Он уже занимался этим несколько минут, как вдруг заметил в зеркале, висевшем против него, что самый юный из пажей что-то урывками пишет на листке меньшего формата, чем министерские письма; он что-то писал, потом поспешно прятал листок под большую бумагу, которую, к его сожалению, ему поручили заполнить; помещаясь за спиной кардинала, юноша рассчитывал на то, что его высокопреосвященству трудно будет обернуться и поэтому его привычная плутня останется незамеченной. Вдруг Ришелье обратился к нему и сухо сказал:

— Подойдите, господин Оливье.

В ушах бедного юноши, которому на вид не было и шестнадцати лет, эти слова раздались как удар грома. Все же он мгновенно поднялся и стал перед министром, свесив руки и понурив голову.

Остальные пажи и писцы не дрогнули, подробно тому как солдаты остаются на месте, когда один из них падет, сраженный пулей,— настолько они привыкли к такого рода вызовам.

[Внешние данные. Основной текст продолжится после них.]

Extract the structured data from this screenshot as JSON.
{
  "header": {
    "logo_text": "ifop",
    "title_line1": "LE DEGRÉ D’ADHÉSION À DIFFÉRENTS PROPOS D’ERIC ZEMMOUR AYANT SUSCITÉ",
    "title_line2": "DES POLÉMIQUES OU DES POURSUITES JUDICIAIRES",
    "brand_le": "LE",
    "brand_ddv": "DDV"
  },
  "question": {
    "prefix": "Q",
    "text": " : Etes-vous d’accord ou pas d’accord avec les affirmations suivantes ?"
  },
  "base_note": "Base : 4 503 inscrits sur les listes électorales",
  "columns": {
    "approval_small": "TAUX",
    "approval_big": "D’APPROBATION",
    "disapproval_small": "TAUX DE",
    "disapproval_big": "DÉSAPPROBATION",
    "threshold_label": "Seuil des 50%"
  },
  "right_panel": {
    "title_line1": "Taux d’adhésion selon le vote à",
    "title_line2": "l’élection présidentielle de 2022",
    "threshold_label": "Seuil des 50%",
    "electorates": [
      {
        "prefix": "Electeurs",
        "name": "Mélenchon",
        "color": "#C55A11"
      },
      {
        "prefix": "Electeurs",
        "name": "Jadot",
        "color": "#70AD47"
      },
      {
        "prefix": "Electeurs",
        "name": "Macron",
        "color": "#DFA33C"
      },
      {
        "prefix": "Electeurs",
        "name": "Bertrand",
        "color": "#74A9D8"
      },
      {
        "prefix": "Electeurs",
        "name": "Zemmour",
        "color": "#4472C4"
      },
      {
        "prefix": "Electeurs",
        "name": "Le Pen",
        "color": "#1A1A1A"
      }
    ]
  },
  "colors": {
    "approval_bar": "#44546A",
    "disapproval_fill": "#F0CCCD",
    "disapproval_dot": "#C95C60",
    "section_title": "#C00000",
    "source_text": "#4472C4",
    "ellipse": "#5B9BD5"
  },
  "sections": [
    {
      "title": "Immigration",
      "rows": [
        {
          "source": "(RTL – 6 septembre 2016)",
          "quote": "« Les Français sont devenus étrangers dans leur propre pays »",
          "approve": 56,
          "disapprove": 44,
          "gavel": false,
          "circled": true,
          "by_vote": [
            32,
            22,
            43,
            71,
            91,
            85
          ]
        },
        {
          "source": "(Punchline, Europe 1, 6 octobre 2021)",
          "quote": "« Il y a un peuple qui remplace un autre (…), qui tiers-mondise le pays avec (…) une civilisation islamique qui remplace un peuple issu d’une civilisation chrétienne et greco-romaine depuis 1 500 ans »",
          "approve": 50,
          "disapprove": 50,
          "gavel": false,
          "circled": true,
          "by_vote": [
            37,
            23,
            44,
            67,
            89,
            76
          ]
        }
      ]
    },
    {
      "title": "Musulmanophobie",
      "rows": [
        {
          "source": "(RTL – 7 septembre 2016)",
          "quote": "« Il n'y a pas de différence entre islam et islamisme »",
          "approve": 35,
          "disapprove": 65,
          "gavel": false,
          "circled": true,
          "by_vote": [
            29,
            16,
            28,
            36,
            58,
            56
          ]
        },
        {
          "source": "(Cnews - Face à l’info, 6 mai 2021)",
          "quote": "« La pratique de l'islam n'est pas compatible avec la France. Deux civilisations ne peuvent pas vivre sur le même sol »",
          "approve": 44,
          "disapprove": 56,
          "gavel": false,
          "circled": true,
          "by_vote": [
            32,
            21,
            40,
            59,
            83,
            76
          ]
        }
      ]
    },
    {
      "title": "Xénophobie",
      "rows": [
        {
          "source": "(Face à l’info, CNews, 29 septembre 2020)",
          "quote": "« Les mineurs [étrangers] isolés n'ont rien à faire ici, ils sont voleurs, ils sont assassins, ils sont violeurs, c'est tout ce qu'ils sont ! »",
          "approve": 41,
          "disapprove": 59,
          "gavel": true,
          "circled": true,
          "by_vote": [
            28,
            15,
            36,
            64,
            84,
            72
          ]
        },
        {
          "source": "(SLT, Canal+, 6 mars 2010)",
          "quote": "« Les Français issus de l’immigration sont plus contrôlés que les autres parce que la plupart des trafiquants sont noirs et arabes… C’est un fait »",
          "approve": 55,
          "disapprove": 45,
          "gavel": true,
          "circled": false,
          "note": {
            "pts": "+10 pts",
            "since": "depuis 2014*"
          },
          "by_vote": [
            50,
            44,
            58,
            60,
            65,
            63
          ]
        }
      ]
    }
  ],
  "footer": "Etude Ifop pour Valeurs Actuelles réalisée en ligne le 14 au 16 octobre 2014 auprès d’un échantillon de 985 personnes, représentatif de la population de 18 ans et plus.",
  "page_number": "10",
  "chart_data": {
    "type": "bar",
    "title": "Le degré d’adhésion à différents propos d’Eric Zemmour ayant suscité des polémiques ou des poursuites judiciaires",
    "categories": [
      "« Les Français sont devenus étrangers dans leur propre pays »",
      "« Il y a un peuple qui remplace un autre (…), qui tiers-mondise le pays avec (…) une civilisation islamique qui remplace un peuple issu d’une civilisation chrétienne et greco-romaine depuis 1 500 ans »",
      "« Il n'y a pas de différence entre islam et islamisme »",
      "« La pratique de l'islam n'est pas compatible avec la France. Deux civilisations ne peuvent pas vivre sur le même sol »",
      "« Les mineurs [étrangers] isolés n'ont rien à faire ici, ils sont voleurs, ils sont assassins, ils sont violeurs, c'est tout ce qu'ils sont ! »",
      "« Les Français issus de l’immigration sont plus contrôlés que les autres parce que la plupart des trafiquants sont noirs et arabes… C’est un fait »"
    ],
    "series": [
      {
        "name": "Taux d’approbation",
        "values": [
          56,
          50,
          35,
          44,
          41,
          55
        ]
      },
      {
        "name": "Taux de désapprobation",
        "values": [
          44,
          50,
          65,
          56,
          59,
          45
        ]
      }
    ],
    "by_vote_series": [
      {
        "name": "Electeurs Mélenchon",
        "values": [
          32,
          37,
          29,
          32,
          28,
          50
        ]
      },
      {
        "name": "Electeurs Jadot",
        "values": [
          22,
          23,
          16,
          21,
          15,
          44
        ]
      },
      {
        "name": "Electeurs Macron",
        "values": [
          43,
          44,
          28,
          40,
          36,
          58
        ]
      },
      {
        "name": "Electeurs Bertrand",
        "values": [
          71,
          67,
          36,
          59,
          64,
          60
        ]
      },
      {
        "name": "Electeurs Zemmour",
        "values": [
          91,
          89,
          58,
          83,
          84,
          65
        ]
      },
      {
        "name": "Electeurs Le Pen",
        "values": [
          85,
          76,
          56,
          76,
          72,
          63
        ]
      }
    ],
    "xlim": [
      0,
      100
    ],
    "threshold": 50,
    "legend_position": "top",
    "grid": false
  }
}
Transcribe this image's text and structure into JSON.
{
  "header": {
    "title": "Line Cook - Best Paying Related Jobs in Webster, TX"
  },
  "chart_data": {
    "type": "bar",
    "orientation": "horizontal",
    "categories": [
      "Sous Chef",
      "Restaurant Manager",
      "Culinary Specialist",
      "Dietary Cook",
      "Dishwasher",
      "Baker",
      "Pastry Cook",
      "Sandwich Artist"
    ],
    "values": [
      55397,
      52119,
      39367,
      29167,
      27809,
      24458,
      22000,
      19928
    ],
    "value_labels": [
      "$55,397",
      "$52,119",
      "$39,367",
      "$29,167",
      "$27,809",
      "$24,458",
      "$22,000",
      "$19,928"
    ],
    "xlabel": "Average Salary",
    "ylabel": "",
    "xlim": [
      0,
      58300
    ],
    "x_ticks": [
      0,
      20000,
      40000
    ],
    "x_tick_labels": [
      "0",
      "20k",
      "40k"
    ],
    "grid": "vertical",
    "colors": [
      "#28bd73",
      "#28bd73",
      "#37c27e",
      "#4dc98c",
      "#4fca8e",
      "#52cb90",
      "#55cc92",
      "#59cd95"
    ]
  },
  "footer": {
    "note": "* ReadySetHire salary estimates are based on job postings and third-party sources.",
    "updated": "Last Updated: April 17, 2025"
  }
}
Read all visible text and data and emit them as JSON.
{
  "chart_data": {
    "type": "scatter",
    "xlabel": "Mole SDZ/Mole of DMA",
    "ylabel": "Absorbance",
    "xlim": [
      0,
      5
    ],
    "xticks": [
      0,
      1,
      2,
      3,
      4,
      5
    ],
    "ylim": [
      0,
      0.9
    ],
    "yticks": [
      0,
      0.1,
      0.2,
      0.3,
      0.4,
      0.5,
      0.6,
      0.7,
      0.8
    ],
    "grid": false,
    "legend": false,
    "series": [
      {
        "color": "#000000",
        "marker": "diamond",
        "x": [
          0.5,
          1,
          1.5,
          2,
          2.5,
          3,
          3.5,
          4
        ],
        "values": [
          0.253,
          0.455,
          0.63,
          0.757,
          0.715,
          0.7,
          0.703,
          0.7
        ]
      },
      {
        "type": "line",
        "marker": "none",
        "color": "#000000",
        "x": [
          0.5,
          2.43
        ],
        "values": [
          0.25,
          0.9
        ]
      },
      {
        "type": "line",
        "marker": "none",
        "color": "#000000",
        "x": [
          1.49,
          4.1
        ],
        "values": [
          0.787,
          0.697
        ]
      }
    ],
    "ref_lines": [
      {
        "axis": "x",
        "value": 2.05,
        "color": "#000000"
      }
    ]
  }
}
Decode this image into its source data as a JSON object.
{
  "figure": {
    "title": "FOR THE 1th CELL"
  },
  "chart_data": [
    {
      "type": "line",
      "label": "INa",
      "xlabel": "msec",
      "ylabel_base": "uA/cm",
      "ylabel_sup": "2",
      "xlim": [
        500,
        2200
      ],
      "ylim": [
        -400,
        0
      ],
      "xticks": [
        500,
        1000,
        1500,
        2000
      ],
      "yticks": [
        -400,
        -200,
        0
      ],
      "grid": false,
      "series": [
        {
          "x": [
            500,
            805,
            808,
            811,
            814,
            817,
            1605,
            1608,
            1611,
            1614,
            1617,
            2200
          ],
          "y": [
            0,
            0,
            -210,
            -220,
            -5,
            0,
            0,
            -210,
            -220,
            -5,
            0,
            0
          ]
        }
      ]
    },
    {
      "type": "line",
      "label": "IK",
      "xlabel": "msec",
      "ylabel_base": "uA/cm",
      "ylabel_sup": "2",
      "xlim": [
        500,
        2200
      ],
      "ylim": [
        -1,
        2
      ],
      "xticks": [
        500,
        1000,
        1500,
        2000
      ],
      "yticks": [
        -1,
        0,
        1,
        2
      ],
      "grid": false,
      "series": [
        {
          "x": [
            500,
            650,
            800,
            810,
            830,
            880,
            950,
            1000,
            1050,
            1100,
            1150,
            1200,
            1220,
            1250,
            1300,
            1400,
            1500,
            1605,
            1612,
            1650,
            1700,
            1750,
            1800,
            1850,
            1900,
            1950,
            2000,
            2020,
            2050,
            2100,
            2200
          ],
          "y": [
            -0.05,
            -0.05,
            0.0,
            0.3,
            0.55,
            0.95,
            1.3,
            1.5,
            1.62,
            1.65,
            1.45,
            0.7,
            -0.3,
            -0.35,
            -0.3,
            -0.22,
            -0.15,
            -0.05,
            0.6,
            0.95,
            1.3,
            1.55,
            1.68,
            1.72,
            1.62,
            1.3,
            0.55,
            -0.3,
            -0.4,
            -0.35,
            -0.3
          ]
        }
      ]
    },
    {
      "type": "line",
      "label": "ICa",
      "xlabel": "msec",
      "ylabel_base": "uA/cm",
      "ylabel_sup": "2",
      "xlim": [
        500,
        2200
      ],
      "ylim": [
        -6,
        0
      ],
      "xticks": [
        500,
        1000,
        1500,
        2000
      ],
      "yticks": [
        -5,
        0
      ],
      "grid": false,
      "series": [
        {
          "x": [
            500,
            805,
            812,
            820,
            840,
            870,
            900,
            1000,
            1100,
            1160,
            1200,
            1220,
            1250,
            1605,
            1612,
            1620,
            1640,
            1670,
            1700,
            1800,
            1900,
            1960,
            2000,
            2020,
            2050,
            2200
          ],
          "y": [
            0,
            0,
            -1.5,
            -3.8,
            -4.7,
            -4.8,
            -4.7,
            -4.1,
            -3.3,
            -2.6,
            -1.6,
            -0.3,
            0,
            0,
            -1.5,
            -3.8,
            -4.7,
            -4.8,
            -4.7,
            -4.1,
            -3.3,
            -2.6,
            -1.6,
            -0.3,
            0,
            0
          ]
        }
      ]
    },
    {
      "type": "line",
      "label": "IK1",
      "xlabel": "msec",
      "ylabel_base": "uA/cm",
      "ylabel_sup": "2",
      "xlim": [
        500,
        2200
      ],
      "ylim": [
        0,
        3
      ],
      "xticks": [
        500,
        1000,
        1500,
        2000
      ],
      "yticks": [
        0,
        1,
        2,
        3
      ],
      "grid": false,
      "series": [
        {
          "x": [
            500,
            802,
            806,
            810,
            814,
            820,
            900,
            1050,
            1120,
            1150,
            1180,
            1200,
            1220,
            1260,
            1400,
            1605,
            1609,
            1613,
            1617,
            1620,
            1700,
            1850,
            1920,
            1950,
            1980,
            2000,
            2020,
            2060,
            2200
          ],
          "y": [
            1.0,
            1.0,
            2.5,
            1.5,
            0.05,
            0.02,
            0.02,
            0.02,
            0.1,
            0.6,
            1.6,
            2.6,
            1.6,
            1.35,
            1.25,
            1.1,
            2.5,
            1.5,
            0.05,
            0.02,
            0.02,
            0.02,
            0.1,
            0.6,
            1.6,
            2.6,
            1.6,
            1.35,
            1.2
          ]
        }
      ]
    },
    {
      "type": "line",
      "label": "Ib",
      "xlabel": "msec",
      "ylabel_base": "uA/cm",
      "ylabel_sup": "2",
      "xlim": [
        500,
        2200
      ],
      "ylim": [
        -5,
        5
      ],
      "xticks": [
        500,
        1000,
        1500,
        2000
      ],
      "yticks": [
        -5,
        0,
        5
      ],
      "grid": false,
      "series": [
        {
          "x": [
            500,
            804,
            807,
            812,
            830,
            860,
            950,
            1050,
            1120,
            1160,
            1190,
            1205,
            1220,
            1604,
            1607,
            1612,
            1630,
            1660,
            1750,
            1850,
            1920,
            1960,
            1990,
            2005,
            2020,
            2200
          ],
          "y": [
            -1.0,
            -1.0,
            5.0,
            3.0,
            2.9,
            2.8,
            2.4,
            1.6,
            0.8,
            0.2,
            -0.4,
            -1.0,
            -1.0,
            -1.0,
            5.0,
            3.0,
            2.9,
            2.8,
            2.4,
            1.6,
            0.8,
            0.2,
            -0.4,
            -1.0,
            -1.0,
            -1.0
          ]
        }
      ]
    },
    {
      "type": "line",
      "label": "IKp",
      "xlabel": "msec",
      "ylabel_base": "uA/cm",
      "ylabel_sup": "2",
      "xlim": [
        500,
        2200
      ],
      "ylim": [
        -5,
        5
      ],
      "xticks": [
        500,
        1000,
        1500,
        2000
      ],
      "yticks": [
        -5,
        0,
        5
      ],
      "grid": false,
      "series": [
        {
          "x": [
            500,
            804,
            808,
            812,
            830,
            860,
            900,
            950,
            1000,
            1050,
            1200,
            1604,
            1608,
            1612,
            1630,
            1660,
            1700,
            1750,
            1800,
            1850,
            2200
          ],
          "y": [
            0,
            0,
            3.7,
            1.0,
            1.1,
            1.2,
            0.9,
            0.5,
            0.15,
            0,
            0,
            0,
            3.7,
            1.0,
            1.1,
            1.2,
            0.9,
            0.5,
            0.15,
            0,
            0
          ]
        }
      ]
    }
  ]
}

На этот раз, однако, дело обернулось хуже, чем обычно.

— Что вы там пишете?

— Монсеньер… то, что ваше высокопреосвященство диктует.

— Что именно?

— Монсеньер… письмо к дону Хуану Браганскому.

— Прочь уловки, сударь, вы пишете что-то другое.

— Монсеньер,— проговорил тогда паж со слезами на глазах,— эта записка к моей кузине.

— Покажите.

Тут молодой человек задрожал с головы до ног, и ему пришлось опереться на камин.

— Не могу,— прошептал он.

— Виконт Оливье д'Антрег,— сказал министр, не обнаруживая ни малейшего волнения, — считайте себя уволенным от службы.

И паж вышел из зала; он знал, что возражать бесполезно; он сунул злополучную записочку в карман и, растворив створки двери ровно настолько, чтобы пройти, выпорхнул, словно птичка из клетки.

Министр продолжал наносить какие-то заметки на лист, лежавший у него на коленях.

Писцы еще больше притихли и удвоили рвение, а тем временем дверь порывисто отворилась, и в ней показалась фигура капуцина; вошедший остановился, кланяясь, сложив на груди руки, словно ожидая подаяния или приказа удалиться. У него было темное, изрытое оспой лицо, глаза довольно ласковые, но чуточку косые, нависшие, сросшиеся брови и прямая, рыжеватая к концу борода; губы улыбались хитро, неблагожелательно и зловеще; на нем была францисканская ряса во всем своем безобразии, и сандалии, одетые на босу ногу, отнюдь не достойные ступать по коврам.

Как бы то ни было, человек этот произвел, по-видимому, большое впечатление на присутствующих, ибо, не закончив начатой фразы или слова, все писцы поднялись со своих мест и направились к двери, возле которой по-прежнему стоял вошедший; одни, проходя мимо, кланялись ему, другие отворачивались, юные пажи затыкали нос,— но так, чтобы он этого не заметил; по-видимому, они в тайне боялись его. Когда все удалились, он наконец вошел, низко кланяясь, ибо дверь была еще отворена; но едва она закрылась, он без церемоний подошел к кардиналу и сел возле него; узнав о его приходе по всеобщему движению, кардинал молча и сухо кивнул ему и обратил на него пристальный взгляд, как бы ожидая новостей; вместе с тем он невольно нахмурился, как то бывает, когда видишь наука или другое отвратительное насекомое.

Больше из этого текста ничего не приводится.